Intellect Books, Bristol, U.K., 2003.
203 pp., illus. ISBN: 1-84150-048-8

Reviewed by Rob Harle (Australia)

recluse@lis.net.au

This is a highly readable and thought provoking book. Pepperell’s research is extensive and covers many quite disparate disciplines such as art, technology, culture, history and religious politics. All these are relevant to the posthuman condition.

Just what is meant by posthuman? Briefly, three rather different notions apply to posthumanism. Firstly, it means the end or demise of “humanism”. Secondly, it embraces a new way of understanding that which constitutes being human. Thirdly, it “refers to the general convergence of biology and technology to the point where they are becoming indistinguishable” (p. iv). The book expands and carefully investigates these definitions. The questions asked are profound and the answers provided, in some cases speculative, delve into the deepest and most sacred beliefs of the waning humanist epoch.

The Posthuman Condition: Consciousness Beyond the Brain, is challenging and for stalwart, recalcitrant humanists I think it will be most confronting. Pepperell is not a fanatic, nor is he a table thumping techno-evangelist. In fact, his approach is gentle, perhaps somewhat understated. I was delighted in reading this book not to have to endure the over enthusiastic, overly sensationalised techno-hype which is evident in quite a few books dealing with cyborgs, transhumanism and Extropianism. The lack of techno-hype and pseudo-scientific jargon tends to belie the extreme importance and relevance of Pepperell’s work.
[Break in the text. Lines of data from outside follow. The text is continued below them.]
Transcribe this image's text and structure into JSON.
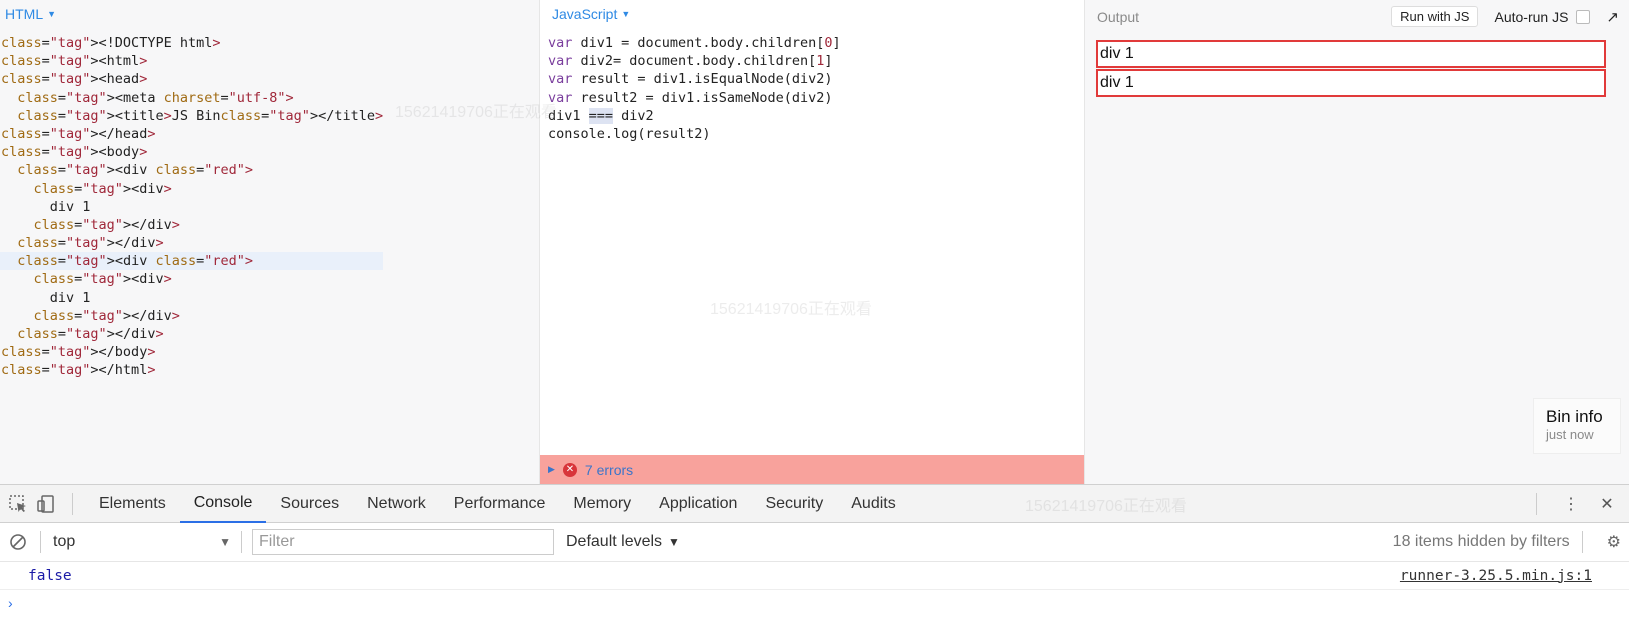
{
  "html_pane": {
    "label": "HTML",
    "lines": [
      "<!DOCTYPE html>",
      "<html>",
      "<head>",
      "  <meta charset=\"utf-8\">",
      "  <title>JS Bin</title>",
      "</head>",
      "<body>",
      "  <div class=\"red\">",
      "    <div>",
      "      div 1",
      "    </div>",
      "  </div>",
      "  <div class=\"red\">",
      "    <div>",
      "      div 1",
      "    </div>",
      "  </div>",
      "</body>",
      "</html>"
    ],
    "highlighted_line": 12
  },
  "js_pane": {
    "label": "JavaScript",
    "lines": [
      "var div1 = document.body.children[0]",
      "var div2= document.body.children[1]",
      "var result = div1.isEqualNode(div2)",
      "var result2 = div1.isSameNode(div2)",
      "div1 === div2",
      "console.log(result2)"
    ],
    "errors_label": "7 errors"
  },
  "output_pane": {
    "label": "Output",
    "run_button": "Run with JS",
    "autorun_label": "Auto-run JS",
    "divs": [
      "div 1",
      "div 1"
    ],
    "bin_info_title": "Bin info",
    "bin_info_sub": "just now"
  },
  "devtools": {
    "tabs": [
      "Elements",
      "Console",
      "Sources",
      "Network",
      "Performance",
      "Memory",
      "Application",
      "Security",
      "Audits"
    ],
    "active_tab": "Console",
    "context": "top",
    "filter_placeholder": "Filter",
    "levels": "Default levels",
    "hidden_count": "18 items hidden by filters",
    "console_output": "false",
    "console_source": "runner-3.25.5.min.js:1"
  },
  "watermark": "15621419706正在观看"
}
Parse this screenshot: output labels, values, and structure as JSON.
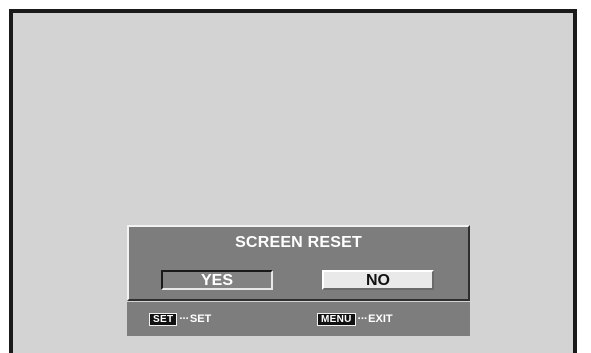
{
  "dialog": {
    "title": "SCREEN RESET",
    "options": [
      {
        "label": "YES",
        "selected": true
      },
      {
        "label": "NO",
        "selected": false
      }
    ]
  },
  "footer": {
    "set_key": "SET",
    "set_action": "SET",
    "menu_key": "MENU",
    "menu_action": "EXIT",
    "separator": "···"
  },
  "colors": {
    "screen_background": "#d3d3d3",
    "dialog_background": "#7d7d7d",
    "selected_option": "#828282",
    "unselected_option": "#e9e9e9",
    "key_background": "#111111"
  }
}
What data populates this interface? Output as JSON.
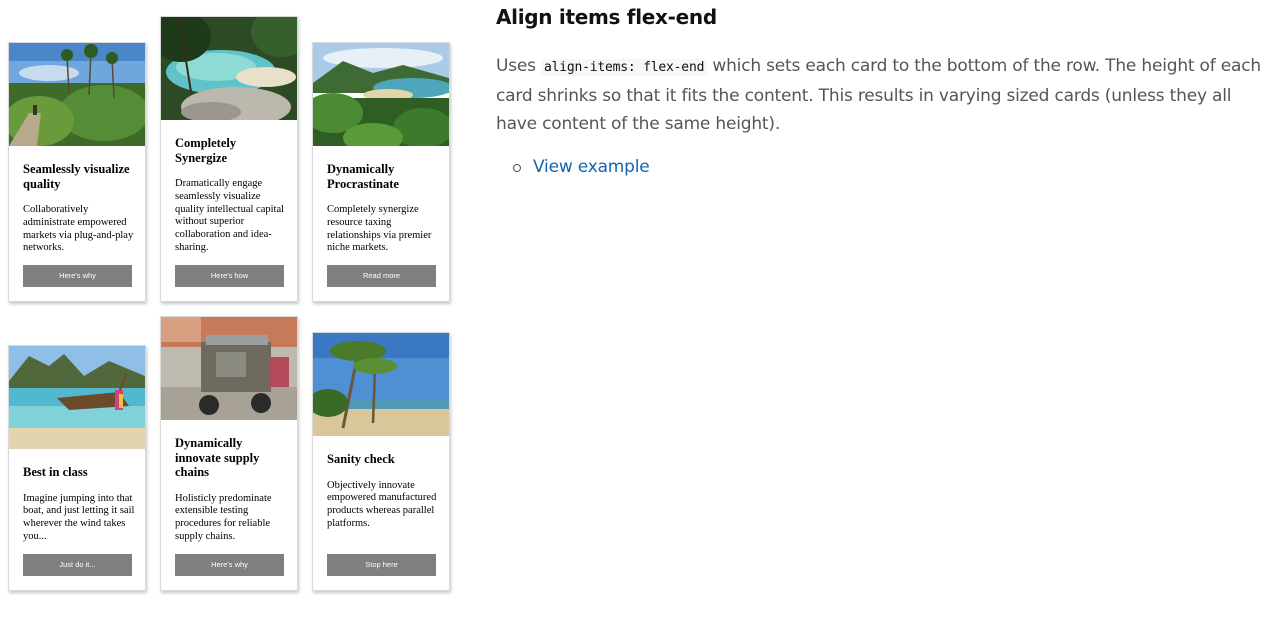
{
  "doc": {
    "heading": "Align items flex-end",
    "para_before": "Uses ",
    "code": "align-items: flex-end",
    "para_after": " which sets each card to the bottom of the row. The height of each card shrinks so that it fits the content. This results in varying sized cards (unless they all have content of the same height).",
    "link_label": "View example"
  },
  "cards": [
    {
      "title": "Seamlessly visualize quality",
      "description": "Collaboratively administrate empowered markets via plug-and-play networks.",
      "button": "Here's why",
      "image": "jungle-trail-photo"
    },
    {
      "title": "Completely Synergize",
      "description": "Dramatically engage seamlessly visualize quality intellectual capital without superior collaboration and idea-sharing.",
      "button": "Here's how",
      "image": "lagoon-rocks-photo"
    },
    {
      "title": "Dynamically Procrastinate",
      "description": "Completely synergize resource taxing relationships via premier niche markets.",
      "button": "Read more",
      "image": "bay-beach-photo"
    },
    {
      "title": "Best in class",
      "description": "Imagine jumping into that boat, and just letting it sail wherever the wind takes you...",
      "button": "Just do it...",
      "image": "longtail-boat-photo"
    },
    {
      "title": "Dynamically innovate supply chains",
      "description": "Holisticly predominate extensible testing procedures for reliable supply chains.",
      "button": "Here's why",
      "image": "tuk-tuk-photo"
    },
    {
      "title": "Sanity check",
      "description": "Objectively innovate empowered manufactured products whereas parallel platforms.",
      "button": "Stop here",
      "image": "palm-beach-photo"
    }
  ]
}
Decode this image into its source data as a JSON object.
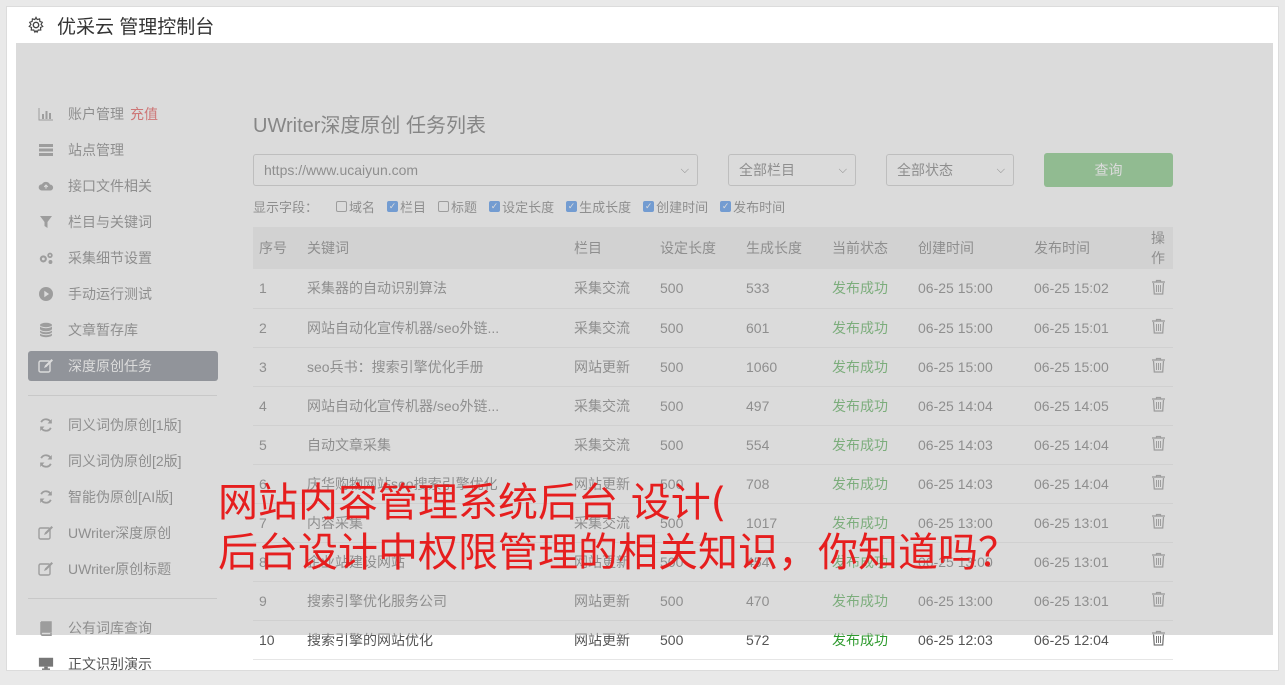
{
  "app": {
    "title": "优采云 管理控制台"
  },
  "sidebar": {
    "group1": [
      {
        "label": "账户管理",
        "extra": "充值",
        "icon": "bar-chart-icon"
      },
      {
        "label": "站点管理",
        "icon": "server-icon"
      },
      {
        "label": "接口文件相关",
        "icon": "cloud-upload-icon"
      },
      {
        "label": "栏目与关键词",
        "icon": "filter-icon"
      },
      {
        "label": "采集细节设置",
        "icon": "gears-icon"
      },
      {
        "label": "手动运行测试",
        "icon": "play-icon"
      },
      {
        "label": "文章暂存库",
        "icon": "database-icon"
      },
      {
        "label": "深度原创任务",
        "icon": "edit-icon",
        "active": true
      }
    ],
    "group2": [
      {
        "label": "同义词伪原创[1版]",
        "icon": "refresh-icon"
      },
      {
        "label": "同义词伪原创[2版]",
        "icon": "refresh-icon"
      },
      {
        "label": "智能伪原创[AI版]",
        "icon": "refresh-icon"
      },
      {
        "label": "UWriter深度原创",
        "icon": "edit-icon"
      },
      {
        "label": "UWriter原创标题",
        "icon": "edit-icon"
      }
    ],
    "group3": [
      {
        "label": "公有词库查询",
        "icon": "book-icon"
      },
      {
        "label": "正文识别演示",
        "icon": "monitor-icon"
      }
    ]
  },
  "main": {
    "title": "UWriter深度原创 任务列表",
    "site_select": "https://www.ucaiyun.com",
    "column_select": "全部栏目",
    "status_select": "全部状态",
    "query_label": "查询",
    "fields_label": "显示字段：",
    "fields": [
      {
        "label": "域名",
        "checked": false
      },
      {
        "label": "栏目",
        "checked": true
      },
      {
        "label": "标题",
        "checked": false
      },
      {
        "label": "设定长度",
        "checked": true
      },
      {
        "label": "生成长度",
        "checked": true
      },
      {
        "label": "创建时间",
        "checked": true
      },
      {
        "label": "发布时间",
        "checked": true
      }
    ],
    "columns": [
      "序号",
      "关键词",
      "栏目",
      "设定长度",
      "生成长度",
      "当前状态",
      "创建时间",
      "发布时间",
      "操作"
    ],
    "rows": [
      [
        "1",
        "采集器的自动识别算法",
        "采集交流",
        "500",
        "533",
        "发布成功",
        "06-25 15:00",
        "06-25 15:02"
      ],
      [
        "2",
        "网站自动化宣传机器/seo外链...",
        "采集交流",
        "500",
        "601",
        "发布成功",
        "06-25 15:00",
        "06-25 15:01"
      ],
      [
        "3",
        "seo兵书：搜索引擎优化手册",
        "网站更新",
        "500",
        "1060",
        "发布成功",
        "06-25 15:00",
        "06-25 15:00"
      ],
      [
        "4",
        "网站自动化宣传机器/seo外链...",
        "采集交流",
        "500",
        "497",
        "发布成功",
        "06-25 14:04",
        "06-25 14:05"
      ],
      [
        "5",
        "自动文章采集",
        "采集交流",
        "500",
        "554",
        "发布成功",
        "06-25 14:03",
        "06-25 14:04"
      ],
      [
        "6",
        "庆华购物网站seo搜索引擎优化",
        "网站更新",
        "500",
        "708",
        "发布成功",
        "06-25 14:03",
        "06-25 14:04"
      ],
      [
        "7",
        "内容采集",
        "采集交流",
        "500",
        "1017",
        "发布成功",
        "06-25 13:00",
        "06-25 13:01"
      ],
      [
        "8",
        "企业站建设网站",
        "网站更新",
        "500",
        "454",
        "发布成功",
        "06-25 13:00",
        "06-25 13:01"
      ],
      [
        "9",
        "搜索引擎优化服务公司",
        "网站更新",
        "500",
        "470",
        "发布成功",
        "06-25 13:00",
        "06-25 13:01"
      ],
      [
        "10",
        "搜索引擎的网站优化",
        "网站更新",
        "500",
        "572",
        "发布成功",
        "06-25 12:03",
        "06-25 12:04"
      ]
    ]
  },
  "overlay": {
    "line1": "网站内容管理系统后台 设计(",
    "line2": "后台设计中权限管理的相关知识，你知道吗？"
  },
  "colors": {
    "success": "#2e9a2e",
    "primary_button": "#5cb85c",
    "active_nav": "#5c6270",
    "overlay_text": "#e61e1e"
  }
}
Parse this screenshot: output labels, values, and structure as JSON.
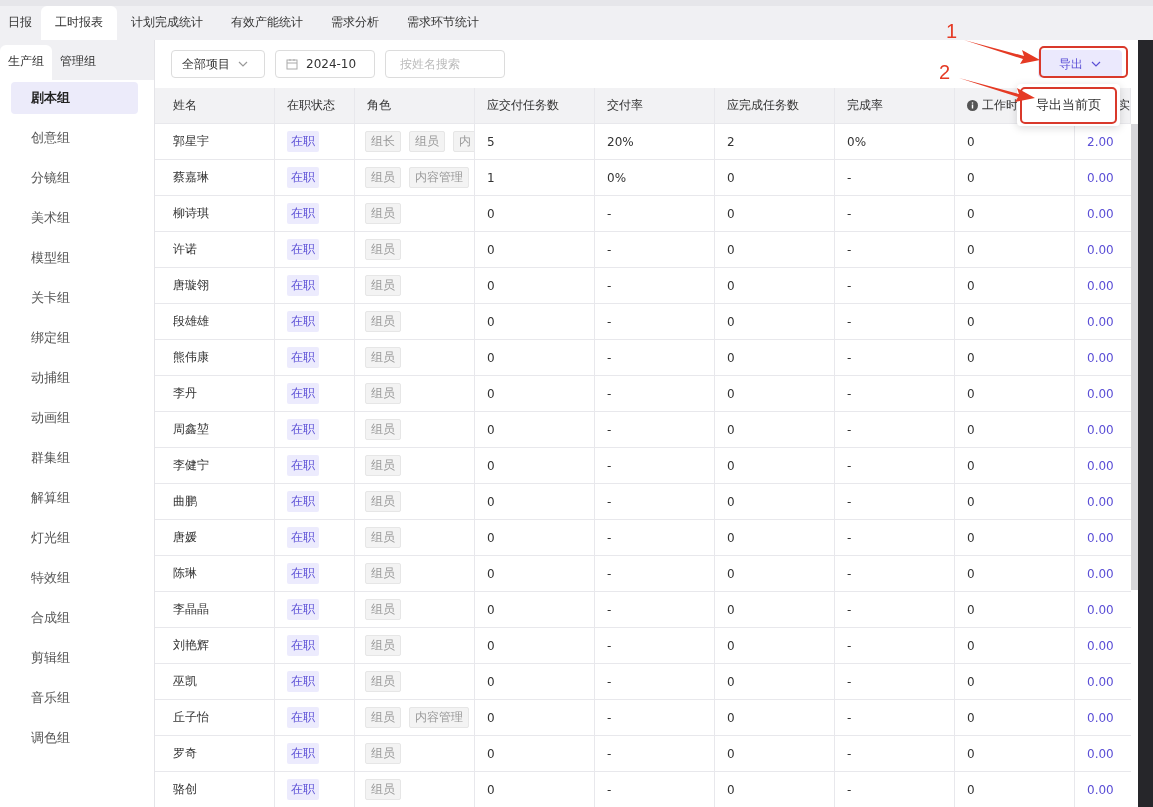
{
  "tabs": [
    {
      "label": "日报",
      "selected": false
    },
    {
      "label": "工时报表",
      "selected": true
    },
    {
      "label": "计划完成统计",
      "selected": false
    },
    {
      "label": "有效产能统计",
      "selected": false
    },
    {
      "label": "需求分析",
      "selected": false
    },
    {
      "label": "需求环节统计",
      "selected": false
    }
  ],
  "group_tabs": [
    {
      "label": "生产组",
      "selected": true
    },
    {
      "label": "管理组",
      "selected": false
    }
  ],
  "groups": [
    {
      "label": "剧本组",
      "selected": true
    },
    {
      "label": "创意组",
      "selected": false
    },
    {
      "label": "分镜组",
      "selected": false
    },
    {
      "label": "美术组",
      "selected": false
    },
    {
      "label": "模型组",
      "selected": false
    },
    {
      "label": "关卡组",
      "selected": false
    },
    {
      "label": "绑定组",
      "selected": false
    },
    {
      "label": "动捕组",
      "selected": false
    },
    {
      "label": "动画组",
      "selected": false
    },
    {
      "label": "群集组",
      "selected": false
    },
    {
      "label": "解算组",
      "selected": false
    },
    {
      "label": "灯光组",
      "selected": false
    },
    {
      "label": "特效组",
      "selected": false
    },
    {
      "label": "合成组",
      "selected": false
    },
    {
      "label": "剪辑组",
      "selected": false
    },
    {
      "label": "音乐组",
      "selected": false
    },
    {
      "label": "调色组",
      "selected": false
    }
  ],
  "toolbar": {
    "project_select": "全部项目",
    "month": "2024-10",
    "search": {
      "placeholder": "按姓名搜索"
    },
    "export_button": "导出"
  },
  "export_menu": {
    "items": [
      "导出当前页"
    ]
  },
  "table": {
    "columns": [
      {
        "label": "姓名",
        "info": false
      },
      {
        "label": "在职状态",
        "info": false
      },
      {
        "label": "角色",
        "info": false
      },
      {
        "label": "应交付任务数",
        "info": false
      },
      {
        "label": "交付率",
        "info": false
      },
      {
        "label": "应完成任务数",
        "info": false
      },
      {
        "label": "完成率",
        "info": false
      },
      {
        "label": "工作时",
        "info": true
      },
      {
        "label": "实",
        "info": false
      }
    ],
    "rows": [
      {
        "name": "郭星宇",
        "status": "在职",
        "roles": [
          "组长",
          "组员",
          "内"
        ],
        "delivery_tasks": "5",
        "delivery_rate": "20%",
        "completion_tasks": "2",
        "completion_rate": "0%",
        "work_hours": "0",
        "actual": "2.00"
      },
      {
        "name": "蔡嘉琳",
        "status": "在职",
        "roles": [
          "组员",
          "内容管理"
        ],
        "delivery_tasks": "1",
        "delivery_rate": "0%",
        "completion_tasks": "0",
        "completion_rate": "-",
        "work_hours": "0",
        "actual": "0.00"
      },
      {
        "name": "柳诗琪",
        "status": "在职",
        "roles": [
          "组员"
        ],
        "delivery_tasks": "0",
        "delivery_rate": "-",
        "completion_tasks": "0",
        "completion_rate": "-",
        "work_hours": "0",
        "actual": "0.00"
      },
      {
        "name": "许诺",
        "status": "在职",
        "roles": [
          "组员"
        ],
        "delivery_tasks": "0",
        "delivery_rate": "-",
        "completion_tasks": "0",
        "completion_rate": "-",
        "work_hours": "0",
        "actual": "0.00"
      },
      {
        "name": "唐璇翎",
        "status": "在职",
        "roles": [
          "组员"
        ],
        "delivery_tasks": "0",
        "delivery_rate": "-",
        "completion_tasks": "0",
        "completion_rate": "-",
        "work_hours": "0",
        "actual": "0.00"
      },
      {
        "name": "段雄雄",
        "status": "在职",
        "roles": [
          "组员"
        ],
        "delivery_tasks": "0",
        "delivery_rate": "-",
        "completion_tasks": "0",
        "completion_rate": "-",
        "work_hours": "0",
        "actual": "0.00"
      },
      {
        "name": "熊伟康",
        "status": "在职",
        "roles": [
          "组员"
        ],
        "delivery_tasks": "0",
        "delivery_rate": "-",
        "completion_tasks": "0",
        "completion_rate": "-",
        "work_hours": "0",
        "actual": "0.00"
      },
      {
        "name": "李丹",
        "status": "在职",
        "roles": [
          "组员"
        ],
        "delivery_tasks": "0",
        "delivery_rate": "-",
        "completion_tasks": "0",
        "completion_rate": "-",
        "work_hours": "0",
        "actual": "0.00"
      },
      {
        "name": "周鑫堃",
        "status": "在职",
        "roles": [
          "组员"
        ],
        "delivery_tasks": "0",
        "delivery_rate": "-",
        "completion_tasks": "0",
        "completion_rate": "-",
        "work_hours": "0",
        "actual": "0.00"
      },
      {
        "name": "李健宁",
        "status": "在职",
        "roles": [
          "组员"
        ],
        "delivery_tasks": "0",
        "delivery_rate": "-",
        "completion_tasks": "0",
        "completion_rate": "-",
        "work_hours": "0",
        "actual": "0.00"
      },
      {
        "name": "曲鹏",
        "status": "在职",
        "roles": [
          "组员"
        ],
        "delivery_tasks": "0",
        "delivery_rate": "-",
        "completion_tasks": "0",
        "completion_rate": "-",
        "work_hours": "0",
        "actual": "0.00"
      },
      {
        "name": "唐媛",
        "status": "在职",
        "roles": [
          "组员"
        ],
        "delivery_tasks": "0",
        "delivery_rate": "-",
        "completion_tasks": "0",
        "completion_rate": "-",
        "work_hours": "0",
        "actual": "0.00"
      },
      {
        "name": "陈琳",
        "status": "在职",
        "roles": [
          "组员"
        ],
        "delivery_tasks": "0",
        "delivery_rate": "-",
        "completion_tasks": "0",
        "completion_rate": "-",
        "work_hours": "0",
        "actual": "0.00"
      },
      {
        "name": "李晶晶",
        "status": "在职",
        "roles": [
          "组员"
        ],
        "delivery_tasks": "0",
        "delivery_rate": "-",
        "completion_tasks": "0",
        "completion_rate": "-",
        "work_hours": "0",
        "actual": "0.00"
      },
      {
        "name": "刘艳辉",
        "status": "在职",
        "roles": [
          "组员"
        ],
        "delivery_tasks": "0",
        "delivery_rate": "-",
        "completion_tasks": "0",
        "completion_rate": "-",
        "work_hours": "0",
        "actual": "0.00"
      },
      {
        "name": "巫凯",
        "status": "在职",
        "roles": [
          "组员"
        ],
        "delivery_tasks": "0",
        "delivery_rate": "-",
        "completion_tasks": "0",
        "completion_rate": "-",
        "work_hours": "0",
        "actual": "0.00"
      },
      {
        "name": "丘子怡",
        "status": "在职",
        "roles": [
          "组员",
          "内容管理"
        ],
        "delivery_tasks": "0",
        "delivery_rate": "-",
        "completion_tasks": "0",
        "completion_rate": "-",
        "work_hours": "0",
        "actual": "0.00"
      },
      {
        "name": "罗奇",
        "status": "在职",
        "roles": [
          "组员"
        ],
        "delivery_tasks": "0",
        "delivery_rate": "-",
        "completion_tasks": "0",
        "completion_rate": "-",
        "work_hours": "0",
        "actual": "0.00"
      },
      {
        "name": "骆创",
        "status": "在职",
        "roles": [
          "组员"
        ],
        "delivery_tasks": "0",
        "delivery_rate": "-",
        "completion_tasks": "0",
        "completion_rate": "-",
        "work_hours": "0",
        "actual": "0.00"
      }
    ]
  },
  "annotations": [
    {
      "label": "1"
    },
    {
      "label": "2"
    }
  ]
}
This is not a manual for building intelligent robots nor a primer for creating a conscious (of self) artificial intelligent entity. However, I believe anyone who does not embrace the fundamental concepts outlined in this book will never create such entities. AI researchers generally, have grossly underestimated the complexity, essential embodiment and interconnectedness with the environment of complex dynamical systems (ants, humans, plants). Hence the failure to produce anything except apparently smart machines. There are exceptions to this ignorance (and arrogance) such as the work of Brookes et al. at M.I.T. [1], whose work I have also drawn on and cited extensively in my own research [2].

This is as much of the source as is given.